Your New Year’s resolution should be as clear and specific as possible. Vague goals are challenging to achieve. It is more helpful to identify the who, what, how, and when of the goal. If need be, break the goal into smaller, more attainable steps.

  • Instead of, “I want to lose weight,” try, “I want to lose 15 pounds in six months. I will do so by going to the gym 4x/week for 30 minutes.”


It’s important to have measurable goals so you can track your progress. In setting a measurable goal, you want to be able to identify and measure the following: How much? How many?

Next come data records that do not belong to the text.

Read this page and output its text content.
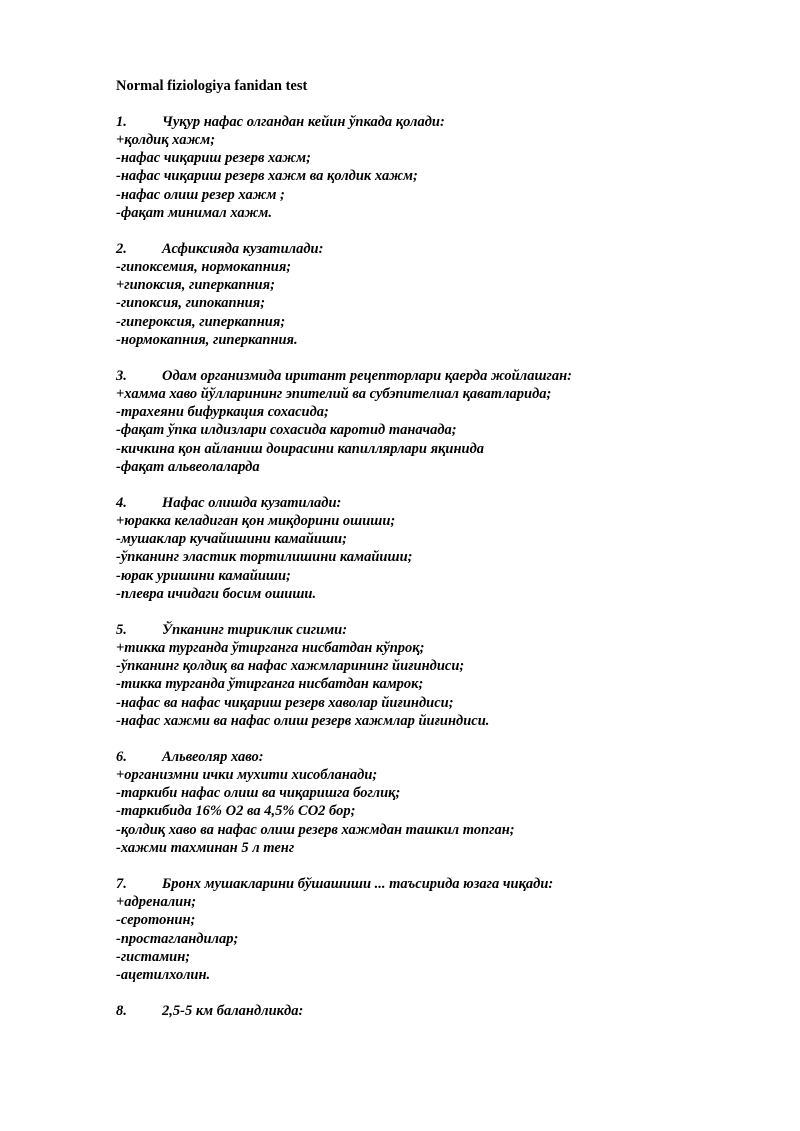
Normal fiziologiya fanidan test
1.	Чуқур нафас олгандан кейин ўпкада қолади:
+қолдиқ хажм;
-нафас чиқариш резерв хажм;
-нафас чиқариш резерв хажм ва қолдик хажм;
-нафас олиш резер хажм ;
-фақат минимал хажм.
2.	Асфиксияда кузатилади:
-гипоксемия, нормокапния;
+гипоксия, гиперкапния;
-гипоксия, гипокапния;
-гипероксия, гиперкапния;
-нормокапния, гиперкапния.
3.	Одам организмида иритант рецепторлари қаерда жойлашган:
+хамма хаво йўлларининг эпителий ва субэпителиал қаватларида;
-трахеяни бифуркация сохасида;
-фақат ўпка илдизлари сохасида каротид таначада;
-кичкина қон айланиш доирасини капиллярлари яқинида
-фақат альвеолаларда
4.	Нафас олишда кузатилади:
+юракка келадиган қон миқдорини ошиши;
-мушаклар кучайишини камайиши;
-ўпканинг эластик тортилишини камайиши;
-юрак уришини камайиши;
-плевра ичидаги босим ошиши.
5.	Ўпканинг тириклик сигими:
+тикка турганда ўтирганга нисбатдан кўпроқ;
-ўпканинг қолдиқ ва нафас хажмларининг йиғиндиси;
-тикка турганда ўтирганга нисбатдан камрок;
-нафас ва нафас чиқариш резерв хаволар йиғиндиси;
-нафас хажми ва нафас олиш резерв хажмлар йиғиндиси.
6.	Альвеоляр хаво:
+организмни ички мухити хисобланади;
-таркиби нафас олиш ва чиқаришга боглиқ;
-таркибида 16% О2 ва 4,5% СО2 бор;
-қолдиқ хаво ва нафас олиш резерв хажмдан ташкил топган;
-хажми тахминан 5 л тенг
7.	Бронх мушакларини бўшашиши ... таъсирида юзага чиқади:
+адреналин;
-серотонин;
-простагландилар;
-гистамин;
-ацетилхолин.
8.	2,5-5 км баландликда:
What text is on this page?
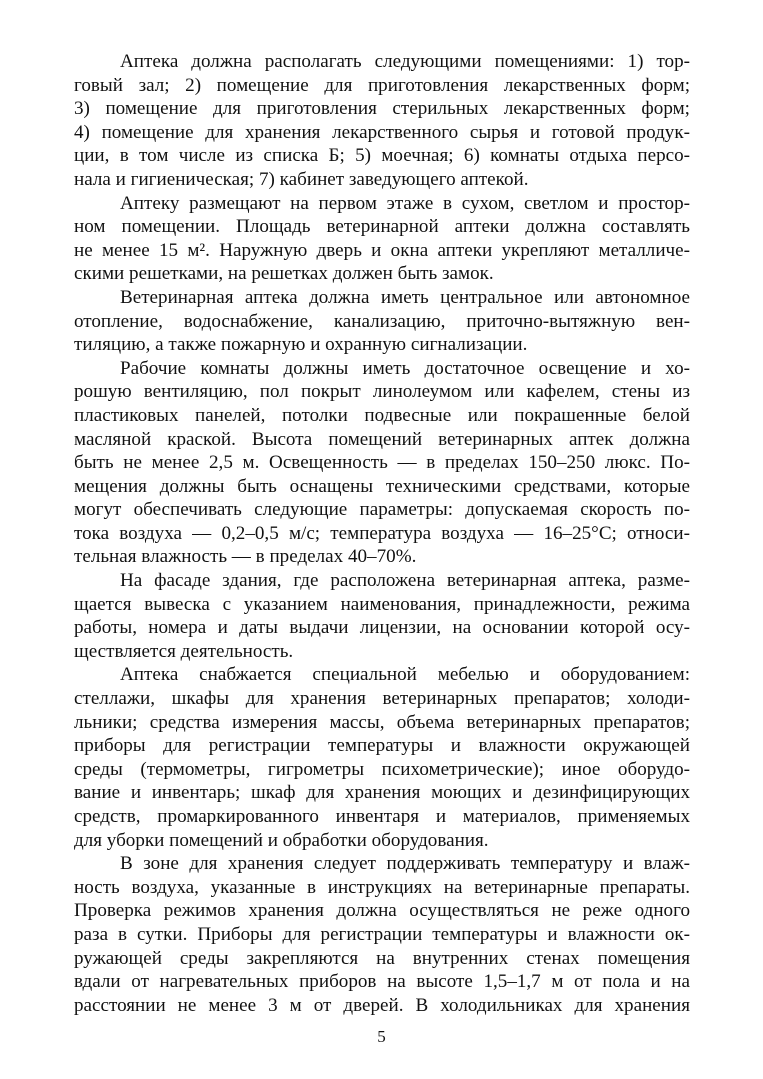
Аптека должна располагать следующими помещениями: 1) тор-
говый зал; 2) помещение для приготовления лекарственных форм;
3) помещение для приготовления стерильных лекарственных форм;
4) помещение для хранения лекарственного сырья и готовой продук-
ции, в том числе из списка Б; 5) моечная; 6) комнаты отдыха персо-
нала и гигиеническая; 7) кабинет заведующего аптекой.
Аптеку размещают на первом этаже в сухом, светлом и простор-
ном помещении. Площадь ветеринарной аптеки должна составлять
не менее 15 м². Наружную дверь и окна аптеки укрепляют металличе-
скими решетками, на решетках должен быть замок.
Ветеринарная аптека должна иметь центральное или автономное
отопление, водоснабжение, канализацию, приточно-вытяжную вен-
тиляцию, а также пожарную и охранную сигнализации.
Рабочие комнаты должны иметь достаточное освещение и хо-
рошую вентиляцию, пол покрыт линолеумом или кафелем, стены из
пластиковых панелей, потолки подвесные или покрашенные белой
масляной краской. Высота помещений ветеринарных аптек должна
быть не менее 2,5 м. Освещенность — в пределах 150–250 люкс. По-
мещения должны быть оснащены техническими средствами, которые
могут обеспечивать следующие параметры: допускаемая скорость по-
тока воздуха — 0,2–0,5 м/с; температура воздуха — 16–25°С; относи-
тельная влажность — в пределах 40–70%.
На фасаде здания, где расположена ветеринарная аптека, разме-
щается вывеска с указанием наименования, принадлежности, режима
работы, номера и даты выдачи лицензии, на основании которой осу-
ществляется деятельность.
Аптека снабжается специальной мебелью и оборудованием:
стеллажи, шкафы для хранения ветеринарных препаратов; холоди-
льники; средства измерения массы, объема ветеринарных препаратов;
приборы для регистрации температуры и влажности окружающей
среды (термометры, гигрометры психометрические); иное оборудо-
вание и инвентарь; шкаф для хранения моющих и дезинфицирующих
средств, промаркированного инвентаря и материалов, применяемых
для уборки помещений и обработки оборудования.
В зоне для хранения следует поддерживать температуру и влаж-
ность воздуха, указанные в инструкциях на ветеринарные препараты.
Проверка режимов хранения должна осуществляться не реже одного
раза в сутки. Приборы для регистрации температуры и влажности ок-
ружающей среды закрепляются на внутренних стенах помещения
вдали от нагревательных приборов на высоте 1,5–1,7 м от пола и на
расстоянии не менее 3 м от дверей. В холодильниках для хранения
5
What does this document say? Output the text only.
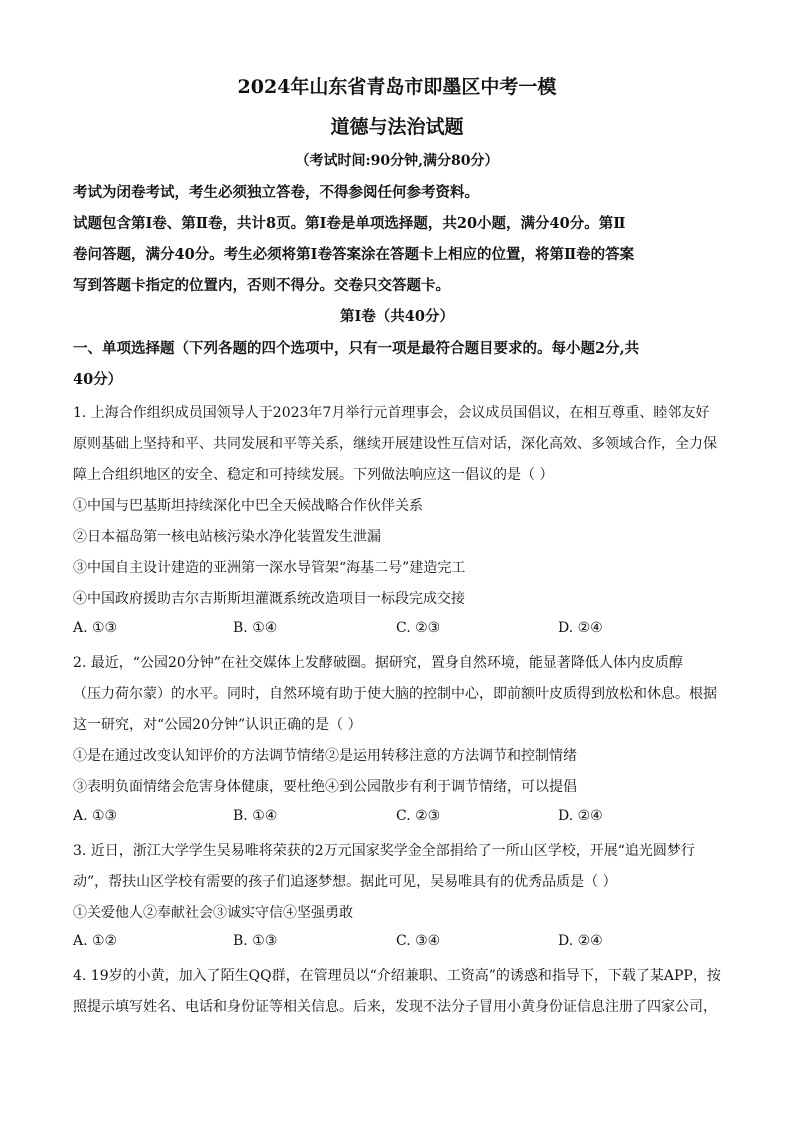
2024年山东省青岛市即墨区中考一模
道德与法治试题
（考试时间:90分钟,满分80分）
考试为闭卷考试，考生必须独立答卷，不得参阅任何参考资料。
试题包含第Ⅰ卷、第Ⅱ卷，共计8页。第Ⅰ卷是单项选择题，共20小题，满分40分。第Ⅱ
卷问答题，满分40分。考生必须将第Ⅰ卷答案涂在答题卡上相应的位置，将第Ⅱ卷的答案
写到答题卡指定的位置内，否则不得分。交卷只交答题卡。
第Ⅰ卷（共40分）
一、单项选择题（下列各题的四个选项中，只有一项是最符合题目要求的。每小题2分,共
40分）
1. 上海合作组织成员国领导人于2023年7月举行元首理事会，会议成员国倡议，在相互尊重、睦邻友好
原则基础上坚持和平、共同发展和平等关系，继续开展建设性互信对话，深化高效、多领域合作，全力保
障上合组织地区的安全、稳定和可持续发展。下列做法响应这一倡议的是（ ）
①中国与巴基斯坦持续深化中巴全天候战略合作伙伴关系
②日本福岛第一核电站核污染水净化装置发生泄漏
③中国自主设计建造的亚洲第一深水导管架“海基二号”建造完工
④中国政府援助吉尔吉斯斯坦灌溉系统改造项目一标段完成交接
A. ①③	B. ①④	C. ②③	D. ②④
2. 最近，“公园20分钟”在社交媒体上发酵破圈。据研究，置身自然环境，能显著降低人体内皮质醇
（压力荷尔蒙）的水平。同时，自然环境有助于使大脑的控制中心，即前额叶皮质得到放松和休息。根据
这一研究，对“公园20分钟”认识正确的是（ ）
①是在通过改变认知评价的方法调节情绪②是运用转移注意的方法调节和控制情绪
③表明负面情绪会危害身体健康，要杜绝④到公园散步有利于调节情绪，可以提倡
A. ①③	B. ①④	C. ②③	D. ②④
3. 近日，浙江大学学生吴易唯将荣获的2万元国家奖学金全部捐给了一所山区学校，开展“追光圆梦行
动”，帮扶山区学校有需要的孩子们追逐梦想。据此可见，吴易唯具有的优秀品质是（ ）
①关爱他人②奉献社会③诚实守信④坚强勇敢
A. ①②	B. ①③	C. ③④	D. ②④
4. 19岁的小黄，加入了陌生QQ群，在管理员以“介绍兼职、工资高”的诱惑和指导下，下载了某APP，按
照提示填写姓名、电话和身份证等相关信息。后来，发现不法分子冒用小黄身份证信息注册了四家公司，
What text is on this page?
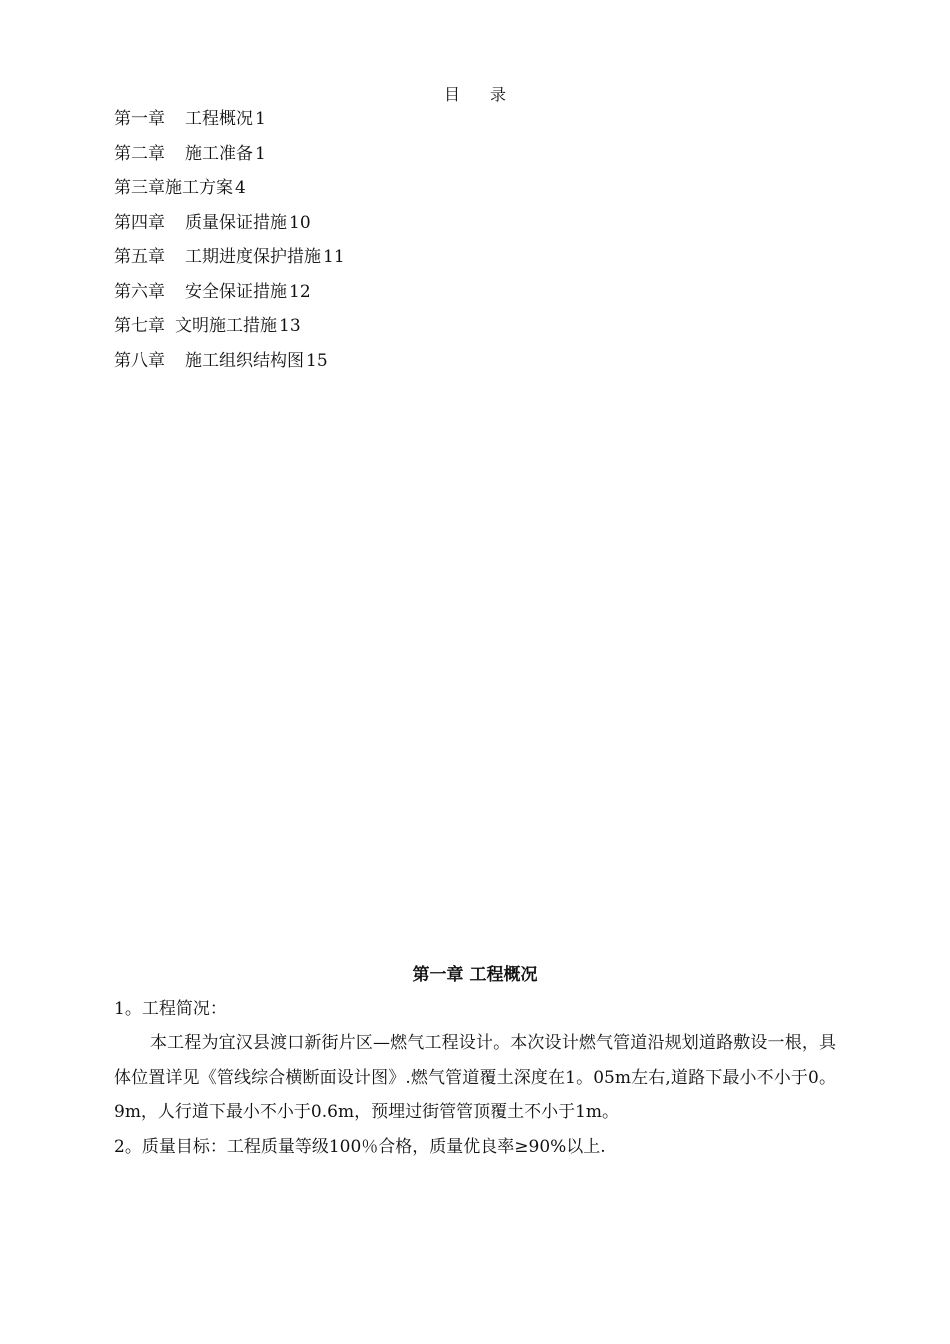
目 录
第一章 工程概况 1
第二章 施工准备 1
第三章施工方案 4
第四章 质量保证措施 10
第五章 工期进度保护措施 11
第六章 安全保证措施 12
第七章 文明施工措施 13
第八章 施工组织结构图 15
第一章 工程概况
1。工程简况：
本工程为宜汉县渡口新街片区—燃气工程设计。本次设计燃气管道沿规划道路敷设一根，具体位置详见《管线综合横断面设计图》.燃气管道覆土深度在1。05m左右,道路下最小不小于0。9m，人行道下最小不小于0.6m，预埋过街管管顶覆土不小于1m。
2。质量目标：工程质量等级100％合格，质量优良率≥90%以上.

And how will I know when I have achieved my goal?

  • For example, if you have identified that you want to lose 15 pounds in six months (e.g., how much?), how many pounds do you want to lose each month? And, are there ways, other than the number on the scale, that will alert you to the fact that you have accomplished your goal?


Set realistic and attainable goals. It’s great to aspire to get a promotion or earn more money in the new year. However, make sure that your goals are not too wide-reaching. It can be helpful to consider setting smaller goals on the way to the big one.

  • If your goal is to be promoted to a vice president in your company, but you are in an entry level position, consider setting a more realistic goal, such as being promoted to the next junior position.


Make sure that the goal you have chosen is important to you and that it is in line with the issue/problem you are trying to solve. It is also helpful to make sure that you are have the resources you need to achieve the goal.


Set a deadline for your goal. Whether it is two weeks or six months, make sure that you have a time-line for when and how you are going to achieve the goal.


As you are setting this year’s resolutions, take a different approach. Try setting resolutions that are guided by the SMART goals above and see how that affects your outcomes.